From my outside vantage lab grown meat looks like it has all the complexity of a meat substitute combined with the complexity of a hugely scaled up biomedical process. I suspect the first half of this equation alone — turning soy, corn and other raw materials into the feedstock for lab-grown meat — will cost at least as much as it does when used to produce an Impossible Burger. And the second half of the equation will require significant breakthroughs to function at scale, to say nothing of cost.

The notional savings of lab grown meat come in the form of reduced input costs. It is more efficient to convert amino acids straight into beef cells, rather than having a cow do it. Put another way, a cow has to eat a lot more soybeans (not that a cow should ever be eating any soybeans!) to make one gram of beef than taking those same soybeans and using them to feed beef cells growing in a petri dish.

But Impossible and Beyond should already be realizing these savings; indeed, Impossible meat substitute is mostly soybean. Yet both are still far more expensive than conventional beef, to say nothing of cheaper proteins like factory farmed chicken. It’s true they are in a small niche that isn’t nearly as mature as industrial animal agriculture. If they get bigger or if newer competitors come on the market, costs will come down. I wouldn’t be surprised to see a really good meat substitute achieve cost parity with conventional meat in the coming decade.

What I don’t see is how lab grown meat will get there. I’m not going to lay out all the math here, but I’ve looked into what it costs to take barley to beer, milk to cheese, milk to yogurt, flour to bread, cabbage to sauerkraut, and in every case the processing is a much larger share of the cost than the inputs. You could argue that the same is true of livestock, that they “process” corn and soy into meat, which is fair, so far as it goes. My point is that these inputs are really, really cheap, so a less input efficient process, like using a cow or a chicken to make meat, can make economic sense if it costs a lot less to run than the more input efficient process like using food science to turn soy protein in fake beef. 

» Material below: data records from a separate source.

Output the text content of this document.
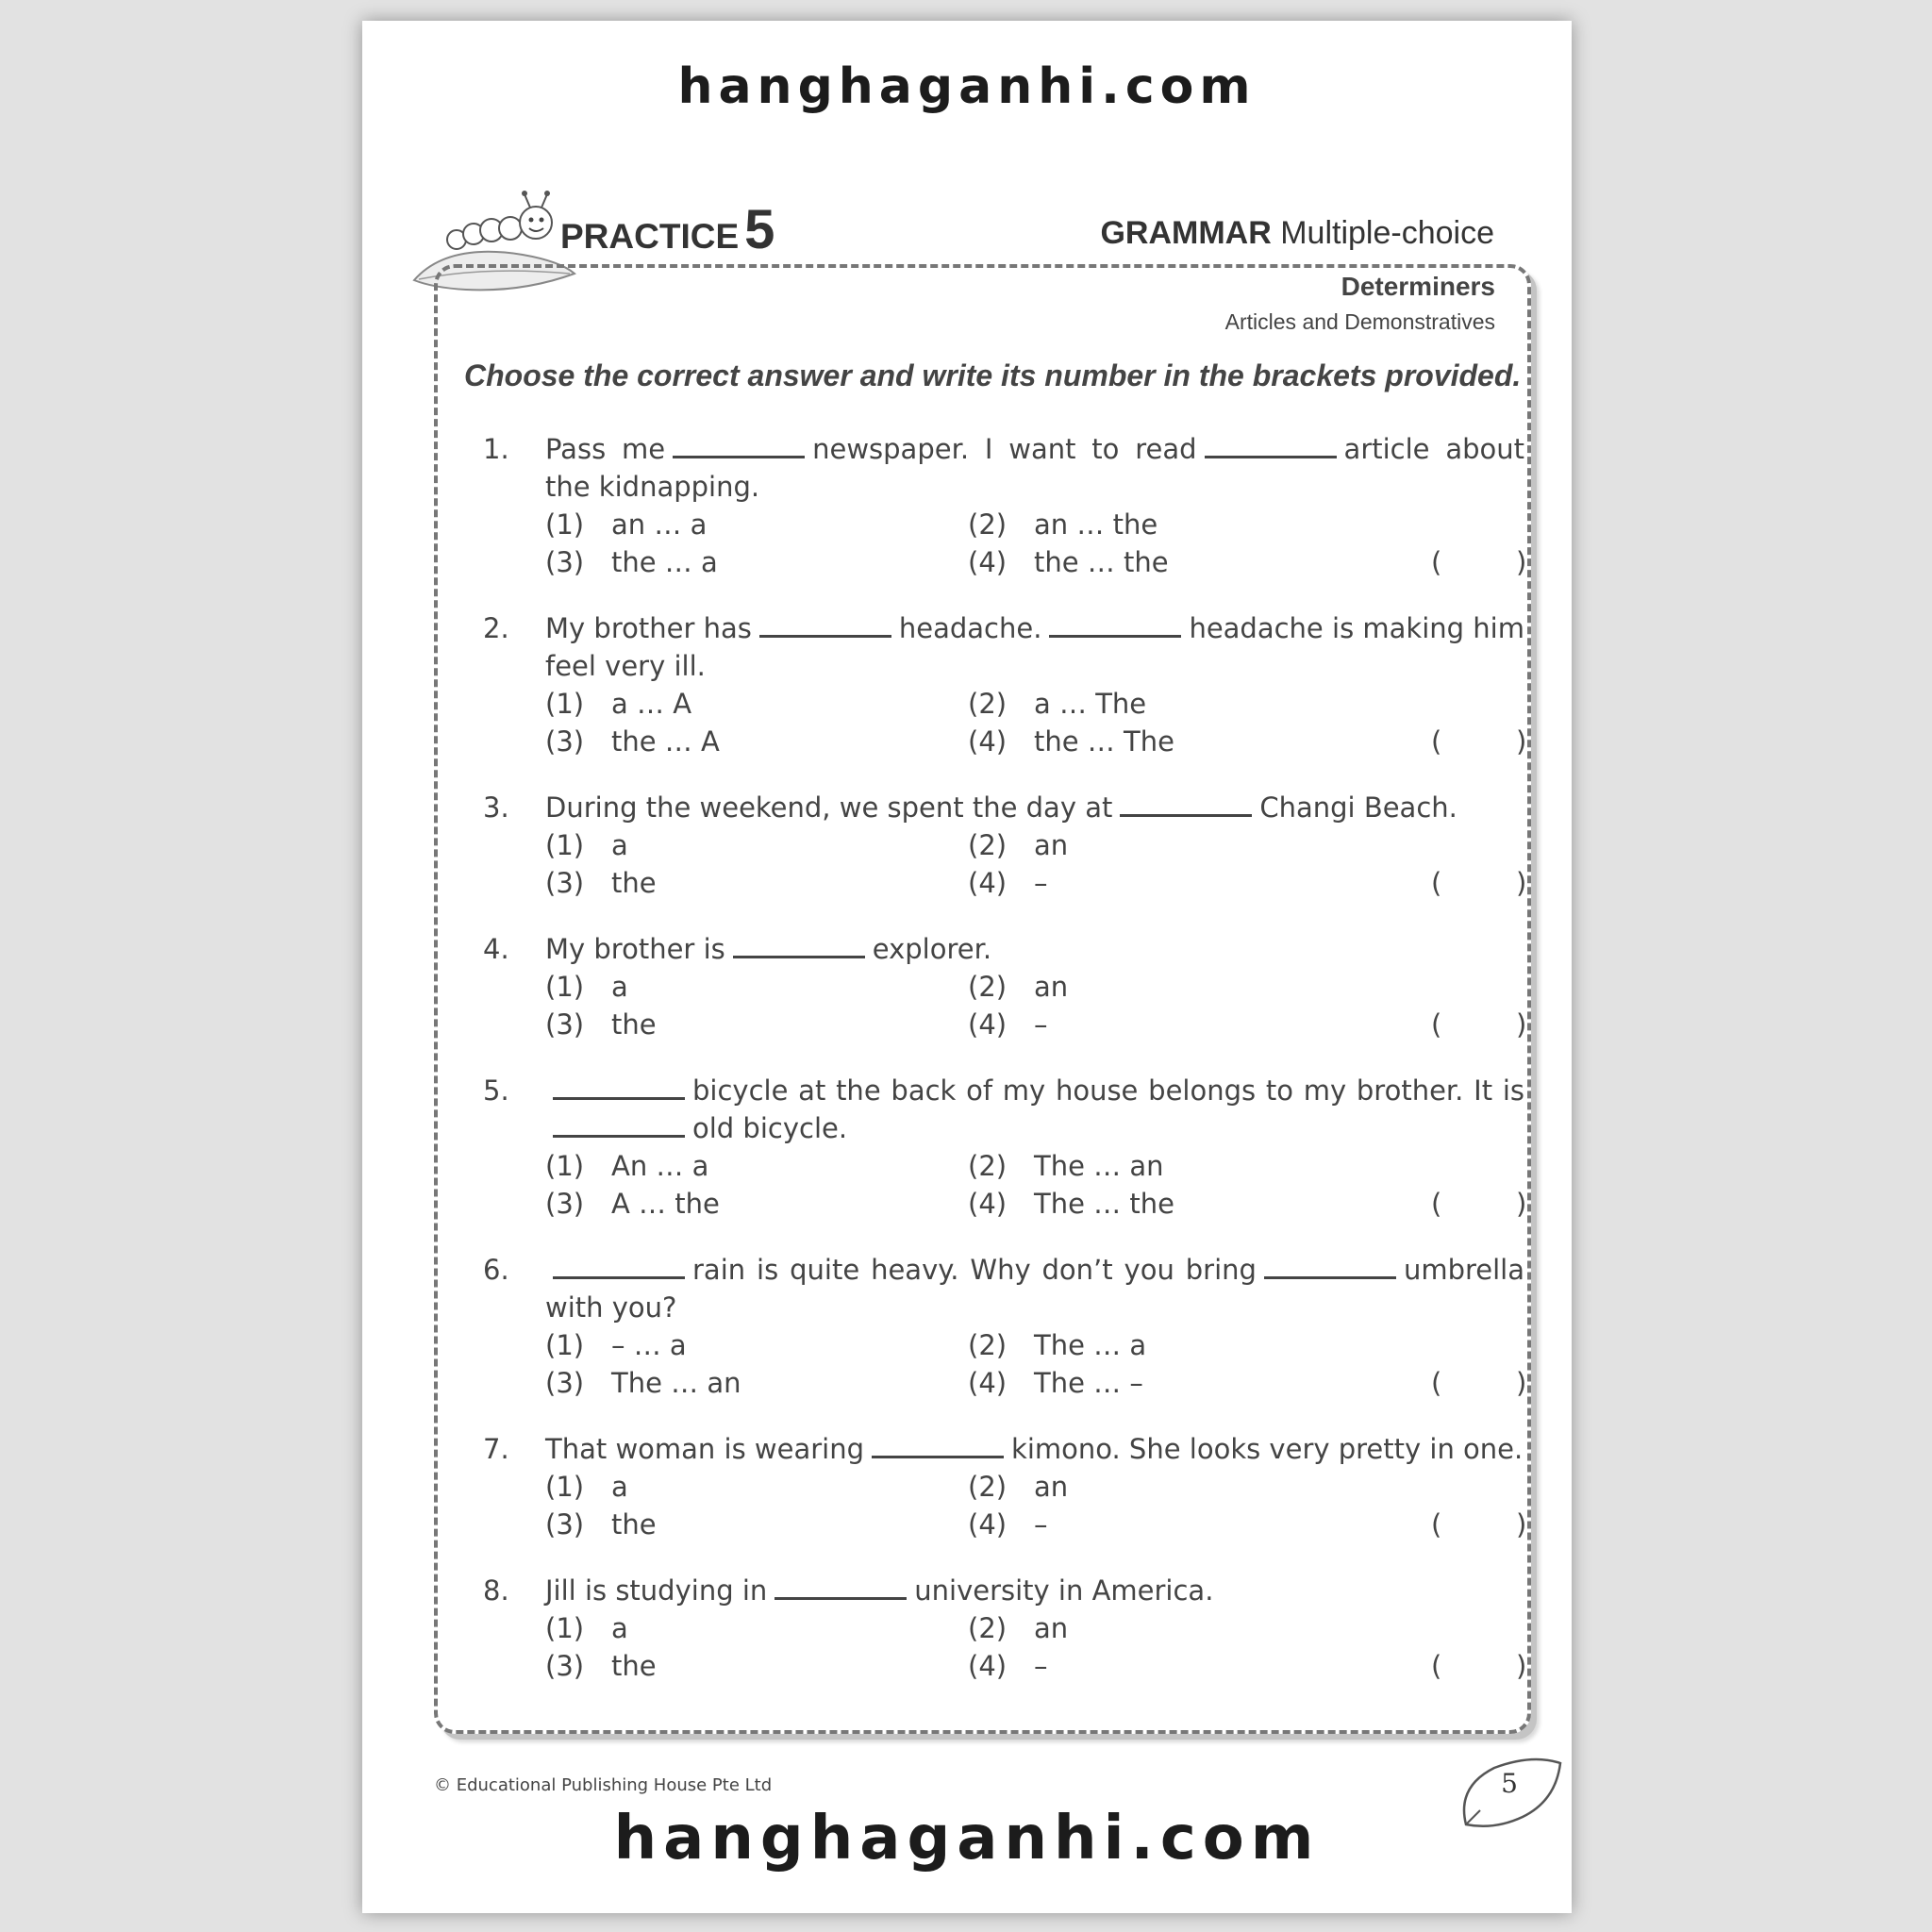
hanghaganhi.com
PRACTICE 5	GRAMMAR Multiple-choice
Determiners
Articles and Demonstratives
Choose the correct answer and write its number in the brackets provided.
1. Pass me	newspaper. I want to read	article about the kidnapping.
(1) an … a	(2) an … the
(3) the … a	(4) the … the	(	)
2. My brother has	headache.	headache is making him feel very ill.
(1) a … A	(2) a … The
(3) the … A	(4) the … The	(	)
3. During the weekend, we spent the day at	Changi Beach.
(1) a	(2) an
(3) the	(4) –	(	)
4. My brother is	explorer.
(1) a	(2) an
(3) the	(4) –	(	)
5.	bicycle at the back of my house belongs to my brother. It isold bicycle.
(1) An … a	(2) The … an
(3) A … the	(4) The … the	(	)
6.	rain is quite heavy. Why don’t you bring	umbrella with you?
(1) – … a	(2) The … a
(3) The … an	(4) The … –	(	)
7. That woman is wearing	kimono. She looks very pretty in one.
(1) a	(2) an
(3) the	(4) –	(	)
8. Jill is studying in	university in America.
(1) a	(2) an
(3) the	(4) –	(	)
© Educational Publishing House Pte Ltd	5
hanghaganhi.com
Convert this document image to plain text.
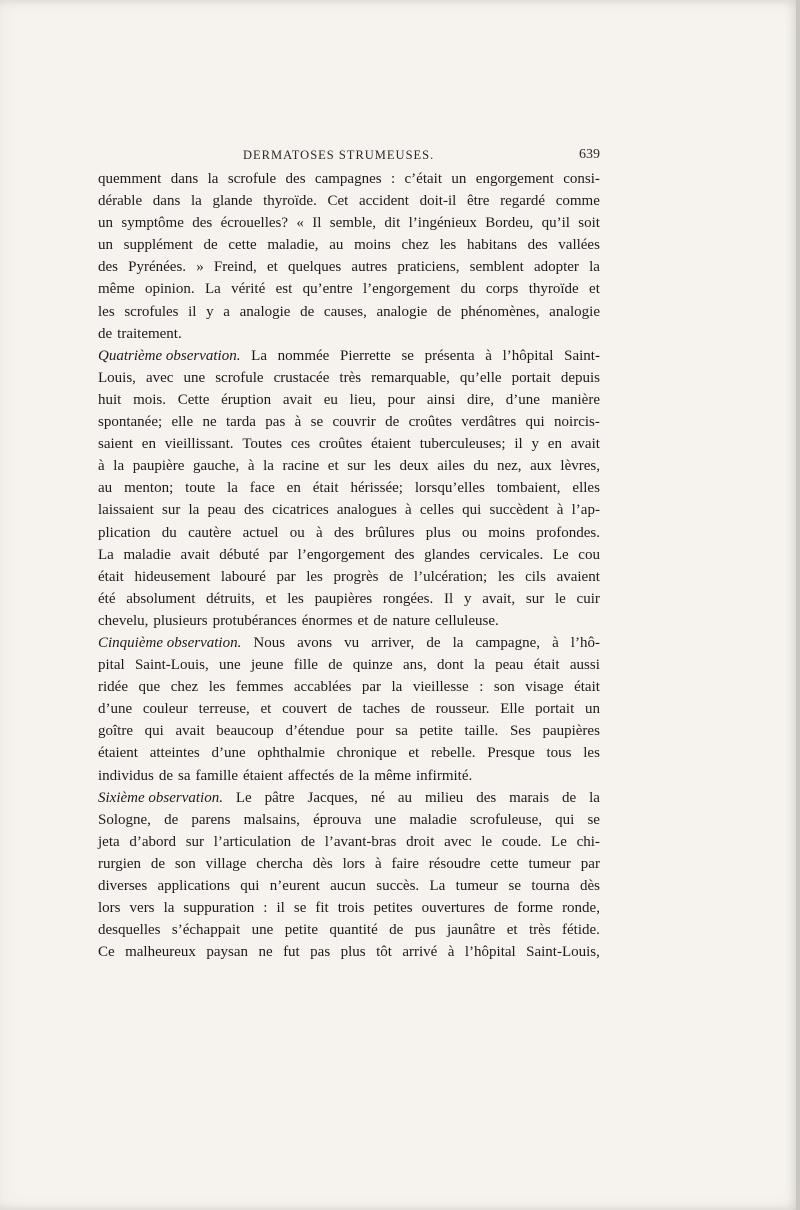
DERMATOSES STRUMEUSES.	639
quemment dans la scrofule des campagnes : c’était un engorgement consi-
dérable dans la glande thyroïde. Cet accident doit-il être regardé comme
un symptôme des écrouelles? « Il semble, dit l’ingénieux Bordeu, qu’il soit
un supplément de cette maladie, au moins chez les habitans des vallées
des Pyrénées. » Freind, et quelques autres praticiens, semblent adopter la
même opinion. La vérité est qu’entre l’engorgement du corps thyroïde et
les scrofules il y a analogie de causes, analogie de phénomènes, analogie
de traitement.
Quatrième observation. La nommée Pierrette se présenta à l’hôpital Saint-
Louis, avec une scrofule crustacée très remarquable, qu’elle portait depuis
huit mois. Cette éruption avait eu lieu, pour ainsi dire, d’une manière
spontanée; elle ne tarda pas à se couvrir de croûtes verdâtres qui noircis-
saient en vieillissant. Toutes ces croûtes étaient tuberculeuses; il y en avait
à la paupière gauche, à la racine et sur les deux ailes du nez, aux lèvres,
au menton; toute la face en était hérissée; lorsqu’elles tombaient, elles
laissaient sur la peau des cicatrices analogues à celles qui succèdent à l’ap-
plication du cautère actuel ou à des brûlures plus ou moins profondes.
La maladie avait débuté par l’engorgement des glandes cervicales. Le cou
était hideusement labouré par les progrès de l’ulcération; les cils avaient
été absolument détruits, et les paupières rongées. Il y avait, sur le cuir
chevelu, plusieurs protubérances énormes et de nature celluleuse.
Cinquième observation. Nous avons vu arriver, de la campagne, à l’hô-
pital Saint-Louis, une jeune fille de quinze ans, dont la peau était aussi
ridée que chez les femmes accablées par la vieillesse : son visage était
d’une couleur terreuse, et couvert de taches de rousseur. Elle portait un
goître qui avait beaucoup d’étendue pour sa petite taille. Ses paupières
étaient atteintes d’une ophthalmie chronique et rebelle. Presque tous les
individus de sa famille étaient affectés de la même infirmité.
Sixième observation. Le pâtre Jacques, né au milieu des marais de la
Sologne, de parens malsains, éprouva une maladie scrofuleuse, qui se
jeta d’abord sur l’articulation de l’avant-bras droit avec le coude. Le chi-
rurgien de son village chercha dès lors à faire résoudre cette tumeur par
diverses applications qui n’eurent aucun succès. La tumeur se tourna dès
lors vers la suppuration : il se fit trois petites ouvertures de forme ronde,
desquelles s’échappait une petite quantité de pus jaunâtre et très fétide.
Ce malheureux paysan ne fut pas plus tôt arrivé à l’hôpital Saint-Louis,
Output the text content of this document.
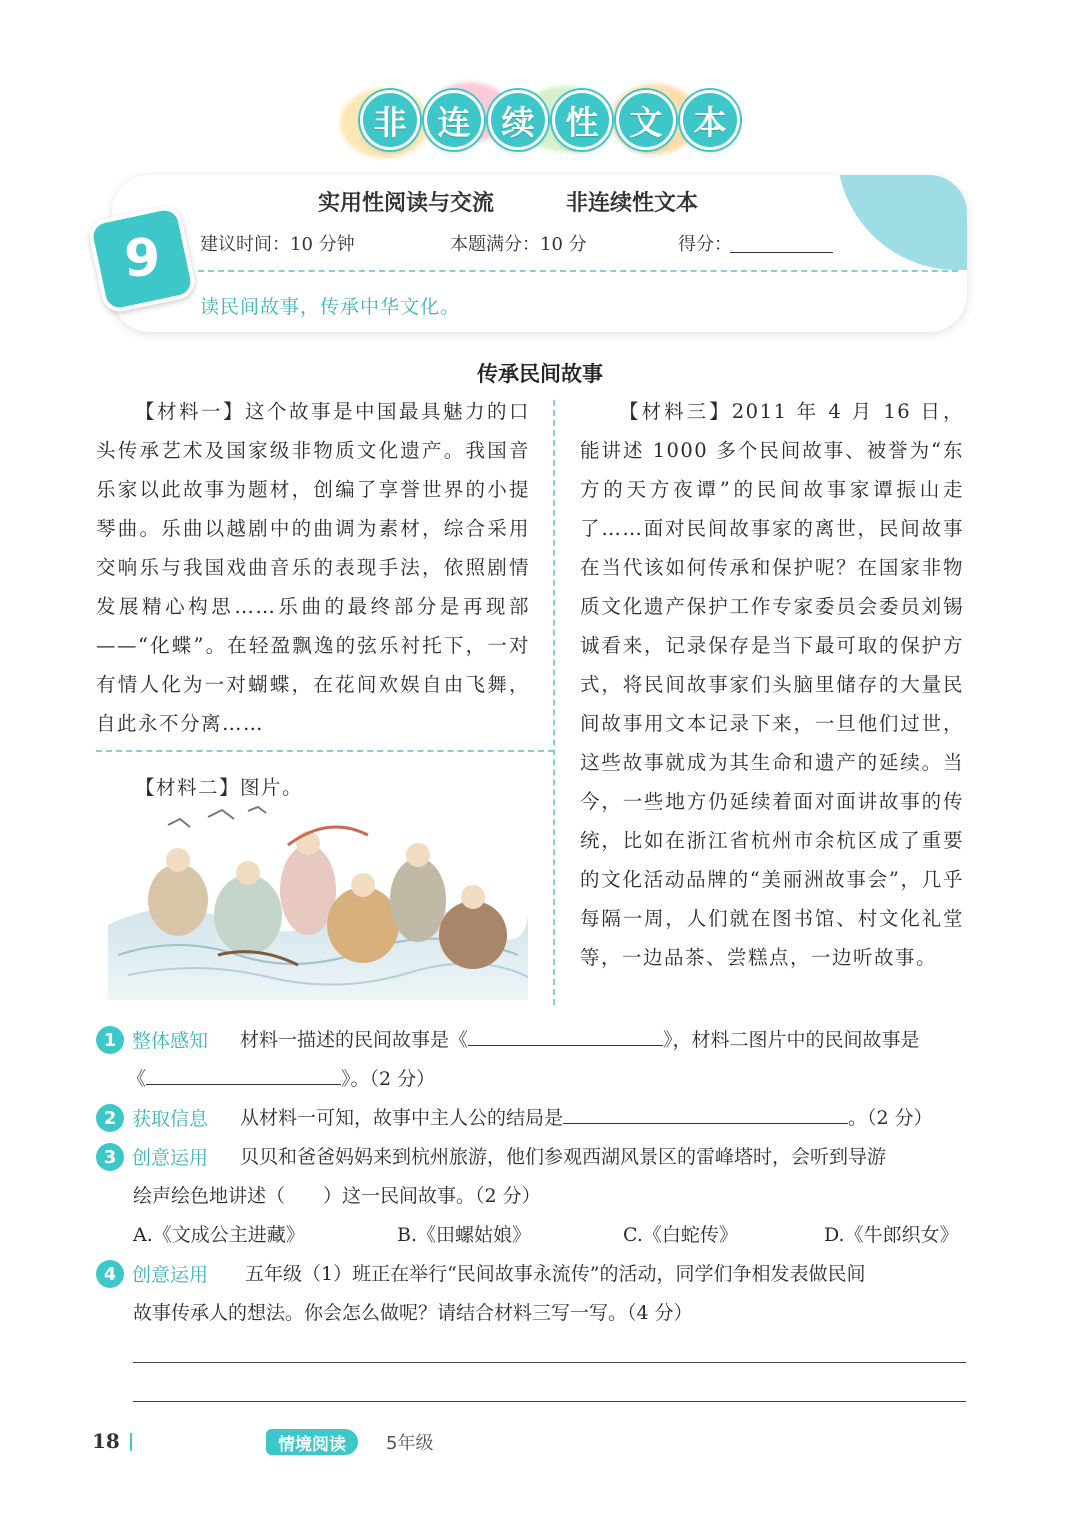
非 连 续 性 文 本
9
实用性阅读与交流	非连续性文本
建议时间：10 分钟	本题满分：10 分	得分：
读民间故事，传承中华文化。
传承民间故事
【材料一】这个故事是中国最具魅力的口头传承艺术及国家级非物质文化遗产。我国音乐家以此故事为题材，创编了享誉世界的小提琴曲。乐曲以越剧中的曲调为素材，综合采用交响乐与我国戏曲音乐的表现手法，依照剧情发展精心构思……乐曲的最终部分是再现部——“化蝶”。在轻盈飘逸的弦乐衬托下，一对有情人化为一对蝴蝶，在花间欢娱自由飞舞，自此永不分离……
【材料二】图片。
【材料三】2011 年 4 月 16 日，能讲述 1000 多个民间故事、被誉为“东方的天方夜谭”的民间故事家谭振山走了……面对民间故事家的离世，民间故事在当代该如何传承和保护呢？在国家非物质文化遗产保护工作专家委员会委员刘锡诚看来，记录保存是当下最可取的保护方式，将民间故事家们头脑里储存的大量民间故事用文本记录下来，一旦他们过世，这些故事就成为其生命和遗产的延续。当今，一些地方仍延续着面对面讲故事的传统，比如在浙江省杭州市余杭区成了重要的文化活动品牌的“美丽洲故事会”，几乎每隔一周，人们就在图书馆、村文化礼堂等，一边品茶、尝糕点，一边听故事。
1 整体感知 材料一描述的民间故事是《	》，材料二图片中的民间故事是
《	》。（2 分）
2 获取信息 从材料一可知，故事中主人公的结局是	。（2 分）
3 创意运用 贝贝和爸爸妈妈来到杭州旅游，他们参观西湖风景区的雷峰塔时，会听到导游
绘声绘色地讲述（　　）这一民间故事。（2 分）
A.《文成公主进藏》	B.《田螺姑娘》	C.《白蛇传》	D.《牛郎织女》
4 创意运用 五年级（1）班正在举行“民间故事永流传”的活动，同学们争相发表做民间
故事传承人的想法。你会怎么做呢？请结合材料三写一写。（4 分）
18	情境阅读	5年级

I’ve been seeing more and more people claim that it’s fine if it takes fifteen or twenty years to work out a method to efficiently produce lab-grown meat, or that we need an Apollo Program for lab-grown meat, or that even if there’s only a 1% chance of lab-grown meat working out, the upside is worth it. Meanwhile, I’ve gone from expecting lab-grown meat to hit store shelves (and maybe put me out of business) to believing it will simply never arrive. 

If you are in the first group, and you want to convince me that lab-grown meat is anything but an expensive boondoggle, show me the cost estimates you are using for each step of production and for each of your inputs.